В летние месяцы здесь, по обыкновению, была страшная жара, над котлованом ветер носил тучи горячего песка, а внизу, в зарослях, бывало тихо, прохладно. Воздух там всегда оставался чистым, пахло сыростью и зеленью. Над заплесневевшими крошечными озерками роились комары, пели птицы в вербах. А однажды я видел там водяную крысу и слышал настоящего соловья.
Вот к тем камышам мы и пошли с Людой в этот раз.
Дорогой мы говорили о всяких пустяках. Она была весела, рада встрече со мной. Я тоже старался быть весёлым, но возвышенное настроение, владевшее мной целый день, покинуло меня. И оно никогда не вернётся, думал я, если сегодня, сейчас же не объясниться с Людой.
Мы не стали спускаться по бетонной круче к камышам, а просто отошли в сторону от дороги и сели на песок у замшелого откоса, где из водяных струек рождался поток.
Камыш и осока были ещё свежи и зелены, а на вербах уже совсем мало осталось жёлтых листьев. Солнце косыми лучами из-за песчаного гребня насквозь пронизывало поредевшую чащу. Чуть тронутый вечерней золотинкой свет лежал на темно-зелёных лужах, на влажном песке, на опавших листьях.
Летом солнцу никогда не удавалось так глубоко забраться в чащу, и теперь оно смотрело в её глубину, как на внезапно разгаданную тайну.
Люда жмурилась от пристального взгляда солнца и тоже любовалась светлой грустью ранней осени.
- Люда, - едва слышно сказал я.
- Что? - тоже очень тихо отозвалась она.
- Я хочу... Я должен сознаться…
Люда не шевельнулась, ни один нерв не дрогнул на её лице.
- Ты уже сознался. Давай уговоримся: никогда не будем портить друг другу жизнь раскаяниями. Нам надо с тобой найти что-то настоящее - простое и чистое...
И хотя Людмила была по-прежнему спокойна, я почувствовал, что в её душе пронеслась буря - короткая и жестокая.
В следующее воскресенье мы пошли в загс.
Высоко в блёкло-голубом небе летели к Каспию журавли и тревожно трубили: не то прощаясь с кем-то, не то зовя кого-то с собой, не то рассказывая друг другу нечто печальное, как солдаты в отступлении.
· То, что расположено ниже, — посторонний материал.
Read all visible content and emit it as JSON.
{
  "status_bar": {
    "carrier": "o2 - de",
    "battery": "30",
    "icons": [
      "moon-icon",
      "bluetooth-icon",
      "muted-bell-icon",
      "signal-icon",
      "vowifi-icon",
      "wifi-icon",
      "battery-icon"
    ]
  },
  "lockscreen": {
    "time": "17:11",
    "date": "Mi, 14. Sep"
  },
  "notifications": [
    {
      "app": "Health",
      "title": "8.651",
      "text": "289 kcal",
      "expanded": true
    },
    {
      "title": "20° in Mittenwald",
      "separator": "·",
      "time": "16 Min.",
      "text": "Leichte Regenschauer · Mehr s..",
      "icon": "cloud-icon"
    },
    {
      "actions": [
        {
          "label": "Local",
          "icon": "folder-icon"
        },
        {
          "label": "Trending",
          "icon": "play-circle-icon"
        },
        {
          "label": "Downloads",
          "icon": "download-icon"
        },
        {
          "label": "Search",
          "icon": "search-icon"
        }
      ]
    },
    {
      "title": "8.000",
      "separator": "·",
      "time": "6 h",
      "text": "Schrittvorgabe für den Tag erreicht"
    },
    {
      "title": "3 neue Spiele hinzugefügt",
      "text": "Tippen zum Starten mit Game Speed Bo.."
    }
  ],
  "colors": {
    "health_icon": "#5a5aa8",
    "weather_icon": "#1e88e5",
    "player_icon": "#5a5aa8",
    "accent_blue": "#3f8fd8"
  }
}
Летели на своих призрачных корабликах паучки-странники. Летели в одиночестве, каждый сам по себе. И может быть, от этого их полет был так печален и сами паутинки казались обрывками чьих-то мыслей.
Люда, несмотря на теплынь, надела новое осеннее пальто, шляпу. Нас тоже заставила одеться - ей казалось кощунством идти в загс налегке.
Когда мы все были готовы выйти на улицу, Мадина - подруга Люды, врач - остановила нас. Она достала из чемодана чёрную четырехгранную бутылку без этикетки.
- Я не знаю точно, - сказала Мадина, - но, наверно, этому вину больше лет, чем нам всем вместе. Мне прислал его прадед. У него был целый бочонок такого вина. Перед тем как проститься с людьми, он роздал вино своим правнукам и правнучкам. По его желанию, каждый из нас должен распить это вино только на своей свадьбе. Я решила отдать половину Людмиле. А остального хватит, чтобы отметить в будущем и моё счастье? Так ведь?
Мадина налила чёрным густым вином пять крошечных рюмочек.
- Пусть ваша любовь и наша дружба будут такими крепкими и долголетними, как это вино, - сказала Мадина.
Олег снял очки. В его меланхолических глазах появилась живая горячая искорка.
- Наши мудрые отцы были заняты великими делами, - сказал он, припрятав в губах усмешку, - у них не было времени, чтобы выдумать для нас красивый ритуал на случай посвящения в тайну брака. Мы просто записываемся, а потом пьянствуем. Я предлагаю выпить эту древность за счастье наших друзей на виду у всего города. Выйдем на балкон.
- Я - за, - восторженно ответила Мадина, - и на своей свадьбе сделаю так же.
- Если у вас будет балкон, - заметил Олег.
- Я тоже за балкон, - нахмурившись, проговорил Дмитрий, - только не люблю безусых «мудрецов».
Коротко и весело прозвенели стаканы. Вино вспыхнуло на солнце ярким пламенем.
Я выпил и почувствовал, что превращаюсь в горячее облако. Может, и улетел бы, да тут были Люда и друзья.
Все стали целовать нас.
Мадина осталась дома готовить праздничный стол, а мы пошли. Дмитрий и Олег впереди, я и Люда сзади. Получилось что-то вроде маленькой процессии.